小動神社に寄った後、古東海道だと説明を聞いたことのある坂を下りて浜に出ました。

江ノ電通り 小動神社

 ワカメが物干しばさみに吊るされています。小動岬は海食を防ぐためテトラポットで囲まれていますが、その辺りでしょうか、昭和5年に、太宰治が銀座のカフェの女給と入水心中を図ったのは。近くにある病院に担ぎ込まれたそうです。太宰は5年後にも、鶴岡八幡宮の裏山で縊死を企て未遂に終わっているとか。

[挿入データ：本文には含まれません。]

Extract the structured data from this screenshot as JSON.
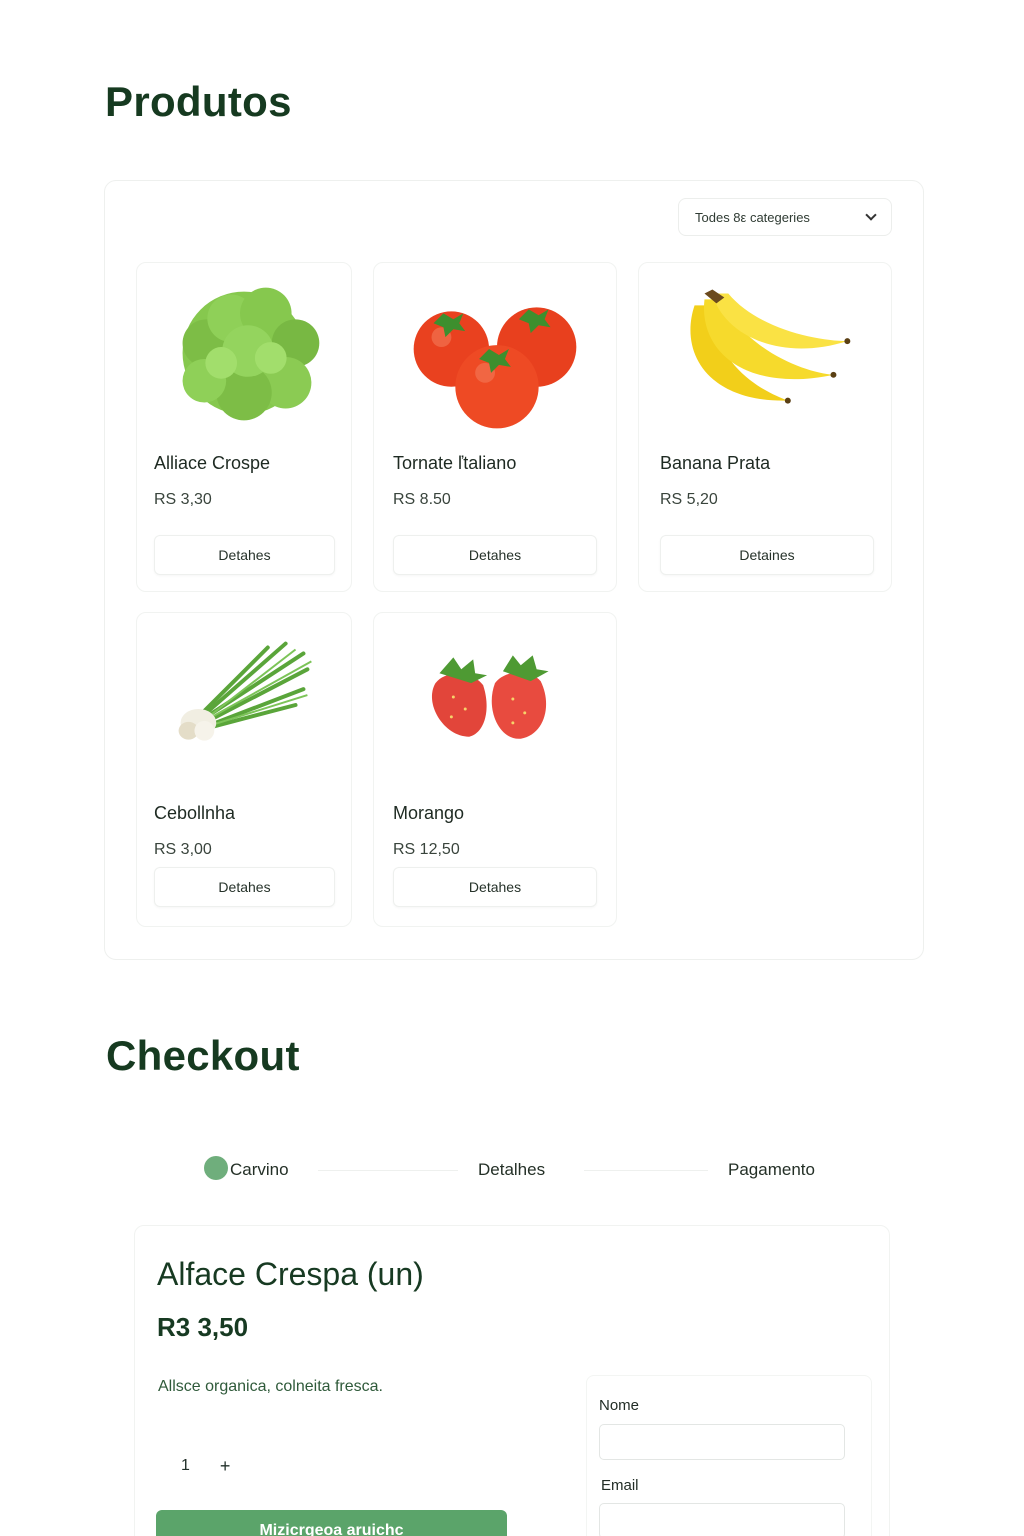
{
  "products_section": {
    "title": "Produtos",
    "category_select": {
      "value": "Todes 8ε categeries"
    },
    "products": [
      {
        "name": "Alliace Crospe",
        "price": "RS 3,30",
        "button": "Detahes",
        "image": "lettuce"
      },
      {
        "name": "Tornate ľtaliano",
        "price": "RS 8.50",
        "button": "Detahes",
        "image": "tomatoes"
      },
      {
        "name": "Banana Prata",
        "price": "RS 5,20",
        "button": "Detaines",
        "image": "bananas"
      },
      {
        "name": "Cebollnha",
        "price": "RS 3,00",
        "button": "Detahes",
        "image": "green-onion"
      },
      {
        "name": "Morango",
        "price": "RS 12,50",
        "button": "Detahes",
        "image": "strawberries"
      }
    ]
  },
  "checkout": {
    "title": "Checkout",
    "steps": [
      "Carvino",
      "Detalhes",
      "Pagamento"
    ],
    "active_step_color": "#6fae7c",
    "item_title": "Alface Crespa (un)",
    "item_price": "R3 3,50",
    "item_description": "Allsce organica, colneita fresca.",
    "quantity": "1",
    "quantity_plus": "+",
    "cta_label": "Mizicrgeoa aruichc",
    "cta_color": "#5ba46a",
    "form": {
      "name_label": "Nome",
      "email_label": "Email"
    }
  }
}
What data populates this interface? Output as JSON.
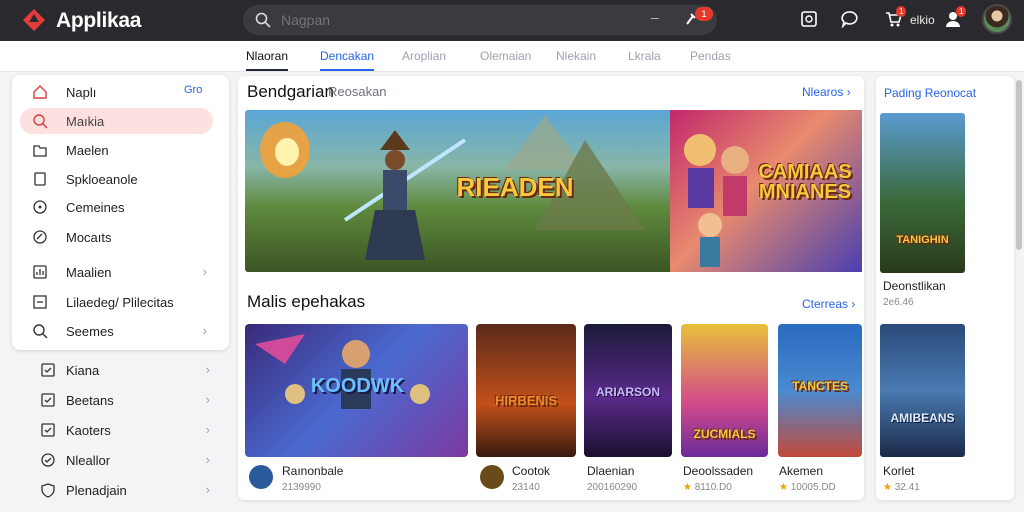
{
  "app": {
    "title": "Applikaa"
  },
  "search": {
    "placeholder": "Nagpan"
  },
  "topbar": {
    "notif_count": "1",
    "cart_count": "1",
    "chat_count": "1",
    "user_label": "elkio"
  },
  "tabs": [
    "Nlaoran",
    "Dencakan",
    "Aroplian",
    "Olemaian",
    "Nlekain",
    "Lkrala",
    "Pendas"
  ],
  "sidebar": {
    "more_label": "Gro",
    "top_items": [
      {
        "label": "Naplı",
        "icon": "home-icon"
      },
      {
        "label": "Maıkia",
        "icon": "search-icon",
        "active": true
      },
      {
        "label": "Maelen",
        "icon": "folder-icon"
      },
      {
        "label": "Spkloeanole",
        "icon": "bookmark-icon"
      },
      {
        "label": "Cemeines",
        "icon": "compass-icon"
      },
      {
        "label": "Mocaıts",
        "icon": "tag-icon"
      },
      {
        "label": "Maalien",
        "icon": "chart-icon",
        "chevron": true
      },
      {
        "label": "Lilaedeg/ Plilecitas",
        "icon": "list-icon"
      },
      {
        "label": "Seemes",
        "icon": "search-icon",
        "chevron": true
      }
    ],
    "bottom_items": [
      {
        "label": "Kiana",
        "icon": "check-box-icon"
      },
      {
        "label": "Beetans",
        "icon": "check-box-icon"
      },
      {
        "label": "Kaoters",
        "icon": "check-box-icon"
      },
      {
        "label": "Nleallor",
        "icon": "circle-check-icon"
      },
      {
        "label": "Plenadjain",
        "icon": "shield-icon"
      }
    ]
  },
  "featured": {
    "title": "Bendgarian",
    "subtitle": "Reosakan",
    "link": "Nlearos",
    "banners": [
      {
        "text": "RIEADEN"
      },
      {
        "text": "CAMIAAS MNIANES"
      }
    ]
  },
  "popular": {
    "title": "Malis epehakas",
    "link": "Cterreas",
    "games": [
      {
        "art_text": "KOODWK",
        "title": "Raınonbale",
        "meta": "2139990"
      },
      {
        "art_text": "HIRBENIS",
        "title": "Cootok",
        "meta": "23140"
      },
      {
        "art_text": "ARIARSON",
        "title": "Dlaenian",
        "meta": "200160290"
      },
      {
        "art_text": "ZUCMIALS",
        "title": "Deoolssaden",
        "meta": "8110.D0"
      },
      {
        "art_text": "TANCTES",
        "title": "Akemen",
        "meta": "10005.DD"
      }
    ]
  },
  "right_panel": {
    "title": "Pading Reonocat",
    "items": [
      {
        "art_text": "TANIGHIN",
        "title": "Deonstlikan",
        "meta": "2e6.46"
      },
      {
        "art_text": "AMIBEANS",
        "title": "Korlet",
        "meta": "32.41"
      }
    ]
  }
}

 昭和初年に長与善郎が刊行した「重光」に、江ノ電の車窓からの七里ヵ浜の感懐が記してあります。「‥‥いつもここを通る時のように、自分は海の側に席を移し、心ゆくばかりこの久しぶりの開潤な景を眺め、海気を吸うべく開けた窓に肘を突いた。‥」

 今の鈴木病院と思われる鈴木療養所に、吉野秀雄が大正14年に、葛西善蔵が昭和2年に入院しています。そして、吉井勇は、「秋の風ほのかに吹けば相模なる七里ヶ浜の潜水夫(もぐり)さへ泣く」という歌を残しています。伊勢海老とか鮑を採っていたのでしょうか。

ワカメ干し 由比ガ浜

 海岸線の道と別れて江ノ電沿いの道に入った先に、有島三兄弟(武郎、生馬、里見惇)の一人生馬が住んでいた洋館がありました。記者はそれを見た記憶があります。晩年、ここで画業にいそしみ、昭和49年に天寿を全うしたそうです。

 昭和7年の初夏の夕暮れどき、一人の新聞配達の少年が、味岡という表札のある家の前で、作家の大仏次郎と出会っています。市内の野球場で投手として投げている姿を何回となく見て知っていたそうです。味岡太郎左衛門という主要人物が出る大仏の少年小説が発表されたのは、それから幾許かの後だったといい、この少年が冒頭の参考書の筆者の若き日の金子晋氏だという挿話が書いてありました。それで、我々はミーハーになって、付近の表札を見て回りましたが、当然と言うべきでしょうか、ありませんでした。

 明治35年2月から、御霊神社の境内やその付近に住んでいた国木田独歩は、坂の下から稲村ヶ崎への散歩を楽しんだそうです。文学館の庭に石碑が建つ小牧近江は、稲村ヶ崎駅周辺や、音無橋近くに二階家を建てて住んでいて、『銭形平次捕物控』の野村胡堂も稲村ヶ崎駅近くに住んだとあります。捕物帳の元祖、岡本綺堂にあやかり、「き」より少し下がった「こ」にしたのでは、と愚考し話をしたら、獅子文六は、逆に、文士、文豪の上をいく文六なのだと仲間が言いました。愉快です。

稲村ヶ崎 ボート遭難慰霊像

 また、海岸線に出ました。そこには、「ボート遭難慰霊像」が建ってます。明治43年1月23日午後、江の島からの帰途12人が遭難。開成中学と兄妹校である鎌倉女学校の教諭三角錫子が作詞したのが、「真白き富士の根で」始まる「七里ヶ浜の哀歌」です。      

 長谷では、先述したように国木田独歩が住み、大正5年には萩原朔太郎が、御霊神社と坂ノ下海岸の中間にあった海月楼に滞在して、『月に吠える』を編集しています。そして、吉井勇も坂ノ下の「力餅家」近くの二階家に住んだそうです。

 夏目漱石は明治44年、光則寺付近の杉山別荘に1泊して、小坪に遊んでおり、久保田万太郎も、光則寺門前にあった旅館「和光」で仕事をしているとか。

 のんびり歩いて、2時間半。4人は次の取材先の小町に向かいました。